S.F. Jude Terror wrote:
You're not talking about letting someone die. You're talking about proactively killing them.
The results are the same either way and as a consequentialist, that's what I'm concerned with. The goal is to stop people dying. If I want billions of people to not be dead, what must I do?
A big part of the reason that people don't get consequentialism is that instead of thinking, 'I just killed 7 billion people,' they think, 'I just saved one girl.'
This is a story, not real life, so you need to abide by the established rules of the universe, not say "in real life superheroes couldn't save the day every time." In real life, there are no superheroes. Here, there are, and they must do as they always do - defeat impossible odds to save the day.
But I don't think that's a very moral message. If they're aiming for, 'try to save as many people as you can' then they missed.

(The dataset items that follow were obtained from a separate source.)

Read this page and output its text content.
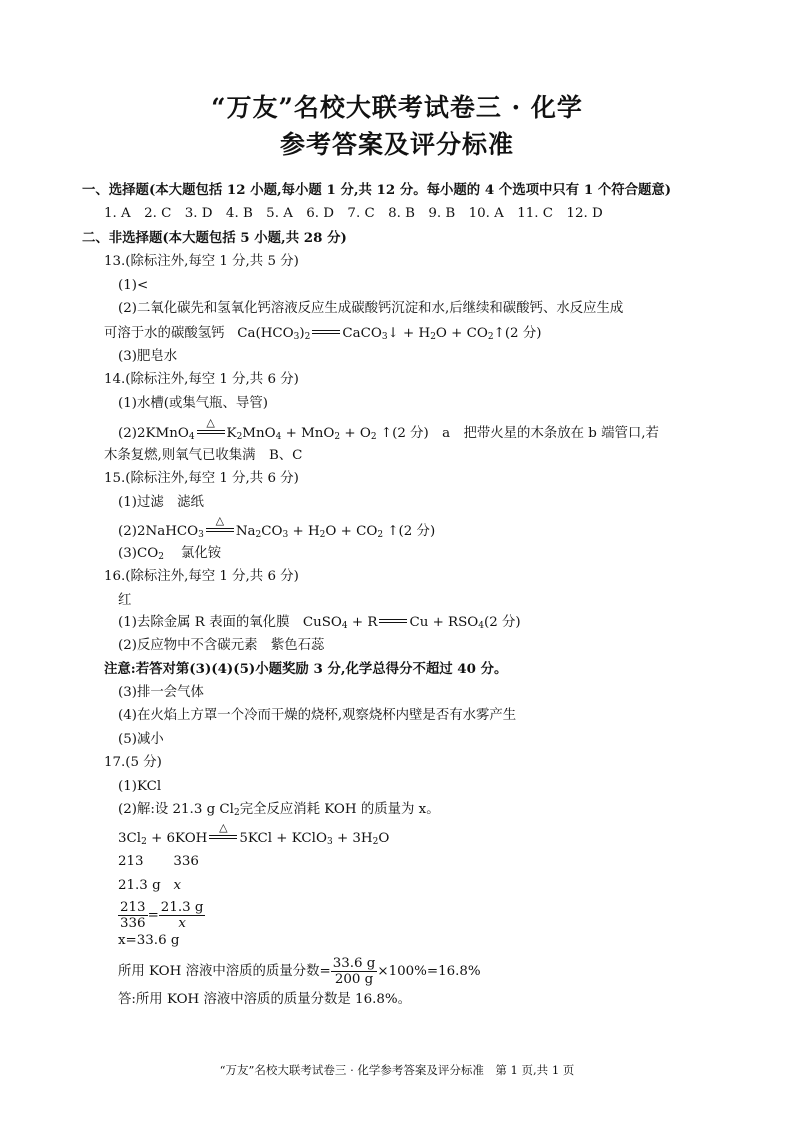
“万友”名校大联考试卷三 · 化学
参考答案及评分标准
一、选择题(本大题包括 12 小题,每小题 1 分,共 12 分。每小题的 4 个选项中只有 1 个符合题意)
1. A　2. C　3. D　4. B　5. A　6. D　7. C　8. B　9. B　10. A　11. C　12. D
二、非选择题(本大题包括 5 小题,共 28 分)
13.(除标注外,每空 1 分,共 5 分)
(1)<
(2)二氧化碳先和氢氧化钙溶液反应生成碳酸钙沉淀和水,后继续和碳酸钙、水反应生成
可溶于水的碳酸氢钙 $Ca(HCO_3)_2$ CaCO$_3$↓ + $H_2O$ + $CO_2↑(2$ 分)
(3)肥皂水
14.(除标注外,每空 1 分,共 6 分)
(1)水槽(或集气瓶、导管)
(2)2KMnO$_4$
△
$K_2MnO_4 + MnO_2 + O_2$ ↑(2 分)　a　把带火星的木条放在 b 端管口,若
木条复燃,则氧气已收集满　B、C
15.(除标注外,每空 1 分,共 6 分)
(1)过滤　滤纸
(2)2NaHCO$_3$
△
$Na_2CO_3 + H_2O + CO_2$ ↑(2 分)
$(3)CO_2$ 氯化铵
16.(除标注外,每空 1 分,共 6 分)
红
(1)去除金属 R 表面的氧化膜　CuSO$_4$ + R $Cu + RSO_4(2$ 分)
(2)反应物中不含碳元素　紫色石蕊
注意:若答对第(3)(4)(5)小题奖励 3 分,化学总得分不超过 40 分。
(3)排一会气体
(4)在火焰上方罩一个冷而干燥的烧杯,观察烧杯内壁是否有水雾产生
(5)减小
17.(5 分)
(1)KCl
(2)解:设 21.3 g $Cl_2$完全反应消耗 KOH 的质量为 x。
$3Cl_2 + 6KOH$
△
5KCl + KClO$_3$ + $3H_2O$
213 336
21.3 g x
$\frac{213}{336} = \frac{21.3 g}{x}$
x=33.6 g
所用 KOH 溶液中溶质的质量分数= $\frac{33.6 g}{200 g} \times 100\%=16.8\%$
答:所用 KOH 溶液中溶质的质量分数是 16.8%。
“万友”名校大联考试卷三 · 化学参考答案及评分标准　第 1 页,共 1 页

If you tried to apply that advice in real life there would be situations where you made the world a much worse place than it would otherwise be because of important differences between fiction and reality.
But I will say, "
IF we knew that the laws of physics had a special exception in them for sufficiently heroic people such that they could always 'find another way'
THEN, if we were reasonably confident about that, it would be wrong to sacrifice one person to save billions."
So, if you think that applies to this story, I will say the X-Men are in the right. That would make
the Avengers a bunch of cunts, though.